Deficit Financing and Employment:
Keyness was of the view that the total production of a country depends upon the level of employment at a given time. And the level of employment depends upon the effective demand. It implies that conditions of unemployment may be removed by increasing the effective demand, i.e., by increasing the demand for consumption goods and investment goods. The effective demand depends upon the marginal propensity to consume.
Thus, for increasing the effective demand and removing the conditions of unemployment in developed economies during the period of recession or depression, Keynes advocated deficit financing to finance public works projects. This will increase the purchasing power in the hands of the public. Hence, the effective demand will be increased. This will further increase employment which again will increase effective demand and, hence employment and so on. Keynes called it the multiplier effect. Thus, through deficit financing during the period of depression, the tendency of decreasing effective demand is not only checked but the cycle of increasing effective demand is placed in motion. This leads to an increase in employment and level of income.
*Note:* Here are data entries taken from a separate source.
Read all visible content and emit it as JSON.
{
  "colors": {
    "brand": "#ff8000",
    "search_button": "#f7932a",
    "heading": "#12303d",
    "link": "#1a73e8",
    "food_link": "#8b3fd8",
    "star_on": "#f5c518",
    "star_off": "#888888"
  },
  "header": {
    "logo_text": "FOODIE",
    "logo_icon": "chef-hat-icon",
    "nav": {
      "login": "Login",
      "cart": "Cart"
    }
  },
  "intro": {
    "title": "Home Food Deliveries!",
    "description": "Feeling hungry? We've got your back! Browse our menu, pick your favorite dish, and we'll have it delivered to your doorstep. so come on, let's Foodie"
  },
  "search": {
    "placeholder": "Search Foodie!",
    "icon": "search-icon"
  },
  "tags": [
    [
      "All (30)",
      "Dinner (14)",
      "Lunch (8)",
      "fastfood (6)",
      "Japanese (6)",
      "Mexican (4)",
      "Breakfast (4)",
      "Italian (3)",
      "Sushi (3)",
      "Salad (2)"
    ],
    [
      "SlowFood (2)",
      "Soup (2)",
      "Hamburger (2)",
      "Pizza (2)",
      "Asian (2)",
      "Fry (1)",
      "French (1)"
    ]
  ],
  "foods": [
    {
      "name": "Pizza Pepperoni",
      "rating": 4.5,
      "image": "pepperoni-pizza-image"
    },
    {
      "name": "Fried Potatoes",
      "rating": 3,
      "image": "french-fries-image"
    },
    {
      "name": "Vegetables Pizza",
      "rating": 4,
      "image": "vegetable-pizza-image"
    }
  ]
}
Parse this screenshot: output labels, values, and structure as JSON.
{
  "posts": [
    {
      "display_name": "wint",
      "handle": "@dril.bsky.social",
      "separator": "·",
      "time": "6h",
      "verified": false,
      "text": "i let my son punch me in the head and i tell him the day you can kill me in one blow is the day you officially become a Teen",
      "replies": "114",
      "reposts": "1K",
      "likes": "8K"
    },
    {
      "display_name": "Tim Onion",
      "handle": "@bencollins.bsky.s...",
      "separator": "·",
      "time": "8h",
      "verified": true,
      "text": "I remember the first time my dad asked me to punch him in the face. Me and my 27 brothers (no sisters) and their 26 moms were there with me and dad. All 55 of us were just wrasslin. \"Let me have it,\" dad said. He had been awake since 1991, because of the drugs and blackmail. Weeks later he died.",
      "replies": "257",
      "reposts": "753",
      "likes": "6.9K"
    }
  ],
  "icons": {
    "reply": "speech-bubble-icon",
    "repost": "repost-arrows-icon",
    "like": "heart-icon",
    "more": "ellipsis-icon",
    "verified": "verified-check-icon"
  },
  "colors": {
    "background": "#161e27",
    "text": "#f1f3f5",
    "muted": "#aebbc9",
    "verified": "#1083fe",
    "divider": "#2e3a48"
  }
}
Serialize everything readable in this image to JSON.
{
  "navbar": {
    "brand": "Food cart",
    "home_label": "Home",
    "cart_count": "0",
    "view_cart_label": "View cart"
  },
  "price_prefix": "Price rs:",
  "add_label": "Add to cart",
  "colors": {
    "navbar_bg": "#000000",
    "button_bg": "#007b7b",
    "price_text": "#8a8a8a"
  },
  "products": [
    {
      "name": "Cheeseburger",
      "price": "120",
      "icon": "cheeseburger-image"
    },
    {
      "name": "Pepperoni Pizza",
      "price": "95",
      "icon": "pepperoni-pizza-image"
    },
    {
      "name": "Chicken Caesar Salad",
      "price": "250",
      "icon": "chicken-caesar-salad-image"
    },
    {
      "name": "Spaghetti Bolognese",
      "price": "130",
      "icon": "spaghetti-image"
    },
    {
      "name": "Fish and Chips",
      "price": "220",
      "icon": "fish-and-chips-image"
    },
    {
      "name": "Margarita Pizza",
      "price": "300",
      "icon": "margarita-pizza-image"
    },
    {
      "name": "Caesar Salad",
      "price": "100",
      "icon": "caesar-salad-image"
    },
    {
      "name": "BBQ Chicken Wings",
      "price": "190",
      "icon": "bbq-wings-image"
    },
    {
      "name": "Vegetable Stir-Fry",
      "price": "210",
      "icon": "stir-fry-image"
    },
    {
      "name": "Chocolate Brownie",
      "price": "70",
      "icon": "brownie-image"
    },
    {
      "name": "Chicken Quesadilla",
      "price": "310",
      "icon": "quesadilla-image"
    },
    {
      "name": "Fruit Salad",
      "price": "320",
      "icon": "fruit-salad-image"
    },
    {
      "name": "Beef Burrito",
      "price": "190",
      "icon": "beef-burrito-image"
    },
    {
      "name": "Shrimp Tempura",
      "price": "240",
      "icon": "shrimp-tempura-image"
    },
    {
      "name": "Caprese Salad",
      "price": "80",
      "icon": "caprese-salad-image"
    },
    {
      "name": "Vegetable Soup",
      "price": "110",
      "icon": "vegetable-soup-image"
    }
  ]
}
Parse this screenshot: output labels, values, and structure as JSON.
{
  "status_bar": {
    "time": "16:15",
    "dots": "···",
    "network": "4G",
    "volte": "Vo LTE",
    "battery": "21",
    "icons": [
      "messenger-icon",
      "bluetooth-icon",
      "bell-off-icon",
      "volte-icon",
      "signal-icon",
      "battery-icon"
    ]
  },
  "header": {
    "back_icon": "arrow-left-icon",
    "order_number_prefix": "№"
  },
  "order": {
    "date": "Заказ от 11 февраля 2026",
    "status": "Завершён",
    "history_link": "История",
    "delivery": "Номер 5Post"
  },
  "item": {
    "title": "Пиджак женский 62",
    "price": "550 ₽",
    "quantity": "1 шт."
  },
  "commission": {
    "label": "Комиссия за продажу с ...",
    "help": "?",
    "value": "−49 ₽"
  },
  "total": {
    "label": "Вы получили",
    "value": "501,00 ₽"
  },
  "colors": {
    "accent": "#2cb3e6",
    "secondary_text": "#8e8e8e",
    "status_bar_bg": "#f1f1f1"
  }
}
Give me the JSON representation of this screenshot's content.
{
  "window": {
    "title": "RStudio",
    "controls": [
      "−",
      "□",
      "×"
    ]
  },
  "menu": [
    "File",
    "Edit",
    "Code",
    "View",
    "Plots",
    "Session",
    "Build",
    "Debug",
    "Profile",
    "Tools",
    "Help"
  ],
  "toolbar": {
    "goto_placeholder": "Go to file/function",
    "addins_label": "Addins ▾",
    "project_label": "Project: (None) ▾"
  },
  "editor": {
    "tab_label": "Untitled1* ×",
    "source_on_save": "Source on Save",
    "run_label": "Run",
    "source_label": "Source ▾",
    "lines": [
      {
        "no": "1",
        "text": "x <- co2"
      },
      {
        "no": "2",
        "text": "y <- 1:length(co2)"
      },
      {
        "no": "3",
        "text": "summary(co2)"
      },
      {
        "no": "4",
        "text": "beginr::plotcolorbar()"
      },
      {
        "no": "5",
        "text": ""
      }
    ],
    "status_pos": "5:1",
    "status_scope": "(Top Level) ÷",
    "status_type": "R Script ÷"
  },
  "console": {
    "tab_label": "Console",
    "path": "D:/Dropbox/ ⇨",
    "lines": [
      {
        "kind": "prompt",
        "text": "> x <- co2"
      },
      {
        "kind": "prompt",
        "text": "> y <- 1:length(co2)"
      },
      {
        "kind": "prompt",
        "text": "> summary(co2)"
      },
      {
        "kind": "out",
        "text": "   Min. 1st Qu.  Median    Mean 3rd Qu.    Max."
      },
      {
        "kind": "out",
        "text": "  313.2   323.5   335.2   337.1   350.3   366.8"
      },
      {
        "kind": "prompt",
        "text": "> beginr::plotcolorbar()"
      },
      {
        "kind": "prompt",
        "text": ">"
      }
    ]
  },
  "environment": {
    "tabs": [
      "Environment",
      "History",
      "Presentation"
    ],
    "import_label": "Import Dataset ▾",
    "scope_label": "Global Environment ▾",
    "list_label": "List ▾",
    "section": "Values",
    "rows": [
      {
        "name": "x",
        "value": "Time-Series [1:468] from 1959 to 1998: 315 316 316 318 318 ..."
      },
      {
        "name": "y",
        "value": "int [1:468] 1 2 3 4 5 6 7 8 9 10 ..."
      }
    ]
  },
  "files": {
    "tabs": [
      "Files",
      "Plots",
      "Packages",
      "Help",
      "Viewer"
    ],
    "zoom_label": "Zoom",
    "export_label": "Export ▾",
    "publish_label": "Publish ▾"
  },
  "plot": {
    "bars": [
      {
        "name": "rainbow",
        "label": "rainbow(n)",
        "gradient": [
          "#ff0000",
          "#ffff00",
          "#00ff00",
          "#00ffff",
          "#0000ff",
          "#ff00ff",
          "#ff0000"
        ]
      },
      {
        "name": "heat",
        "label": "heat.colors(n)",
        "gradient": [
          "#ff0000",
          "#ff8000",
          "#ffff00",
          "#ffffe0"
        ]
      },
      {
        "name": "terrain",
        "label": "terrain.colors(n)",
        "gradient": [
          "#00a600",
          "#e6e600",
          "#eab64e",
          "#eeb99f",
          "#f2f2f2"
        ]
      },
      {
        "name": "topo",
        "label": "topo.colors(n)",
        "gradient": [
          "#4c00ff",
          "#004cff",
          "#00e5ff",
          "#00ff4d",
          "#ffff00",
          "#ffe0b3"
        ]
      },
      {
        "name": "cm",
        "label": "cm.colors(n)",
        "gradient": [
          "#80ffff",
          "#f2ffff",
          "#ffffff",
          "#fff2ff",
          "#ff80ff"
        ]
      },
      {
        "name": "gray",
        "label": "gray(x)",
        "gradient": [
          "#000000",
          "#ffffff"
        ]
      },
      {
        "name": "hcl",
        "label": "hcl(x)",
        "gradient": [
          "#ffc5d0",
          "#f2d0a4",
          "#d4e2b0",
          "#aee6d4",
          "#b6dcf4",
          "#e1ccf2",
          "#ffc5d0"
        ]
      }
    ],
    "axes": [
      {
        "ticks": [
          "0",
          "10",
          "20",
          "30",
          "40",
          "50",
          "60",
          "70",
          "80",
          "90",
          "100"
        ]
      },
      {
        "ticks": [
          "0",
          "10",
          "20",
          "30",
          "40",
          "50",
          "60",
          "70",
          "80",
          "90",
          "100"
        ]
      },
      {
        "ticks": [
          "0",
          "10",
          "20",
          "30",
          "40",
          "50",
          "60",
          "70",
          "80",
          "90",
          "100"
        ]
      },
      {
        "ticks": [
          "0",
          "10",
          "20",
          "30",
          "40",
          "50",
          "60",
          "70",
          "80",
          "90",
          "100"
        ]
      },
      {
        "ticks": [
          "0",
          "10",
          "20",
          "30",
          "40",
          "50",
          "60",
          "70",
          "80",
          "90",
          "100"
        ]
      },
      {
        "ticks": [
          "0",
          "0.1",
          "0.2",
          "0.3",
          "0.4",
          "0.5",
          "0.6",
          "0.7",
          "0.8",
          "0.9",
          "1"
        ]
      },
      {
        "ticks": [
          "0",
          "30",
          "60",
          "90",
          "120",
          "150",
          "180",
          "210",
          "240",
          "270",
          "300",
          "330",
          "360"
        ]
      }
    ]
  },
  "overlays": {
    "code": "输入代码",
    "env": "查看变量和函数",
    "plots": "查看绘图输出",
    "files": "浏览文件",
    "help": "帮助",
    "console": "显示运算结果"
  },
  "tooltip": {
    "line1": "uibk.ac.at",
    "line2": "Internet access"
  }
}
In mathematical terms, it can be stated as:
K = 1/(1 – MPC) = 1/MPS Where i.e., = multiplier MPC = marginal propensity to consume MPS = marginal propensity to save |
K is directly proportional to the marginal propensity to consume and inversely proportional to the marginal propensity to save.
It means, supposes an investment of $ 100 crores is made on public works through deficit financing, if K is equal to 4, then due to the effect of the multiplier, income will increase to $ 400 crores i.e., the level of income will ultimately increase four-fold of the basic additional investment (100 x 4 = 400).
But this does not hold well in underdeveloped countries, as the assumption, on which Keynes’s analysis is based is not found true in underdeveloped countries. They are as follows:
(1) Existence of idle and unutilized capacity in the industrial and agricultural sectors.
(2) Supply of working capital is relatively elastic.
Thus, deficit financing is helpless in removing the conditions of unemployment in underdeveloped countries because of the absence of idle and unutilized capacity in industrial and agricultural sectors, and, the lack of capital formation and existing capital equipment. Moreover, the multiplier concept does not hold well in underdeveloped countries because of the lack of entrepreneurship, lack of technical knowledge, lack of infrastructure of economic and social over-heads and lack of market imperfections, etc.
In fact, the multiplier principle, as steady by Keynes, tends to raise the effective demand rather than the effective supply. But, the problem of underdeveloped countries is of increasing the effective supply rather than effective demand. Hence, the multiplier principle is not applicable to underdeveloped countries.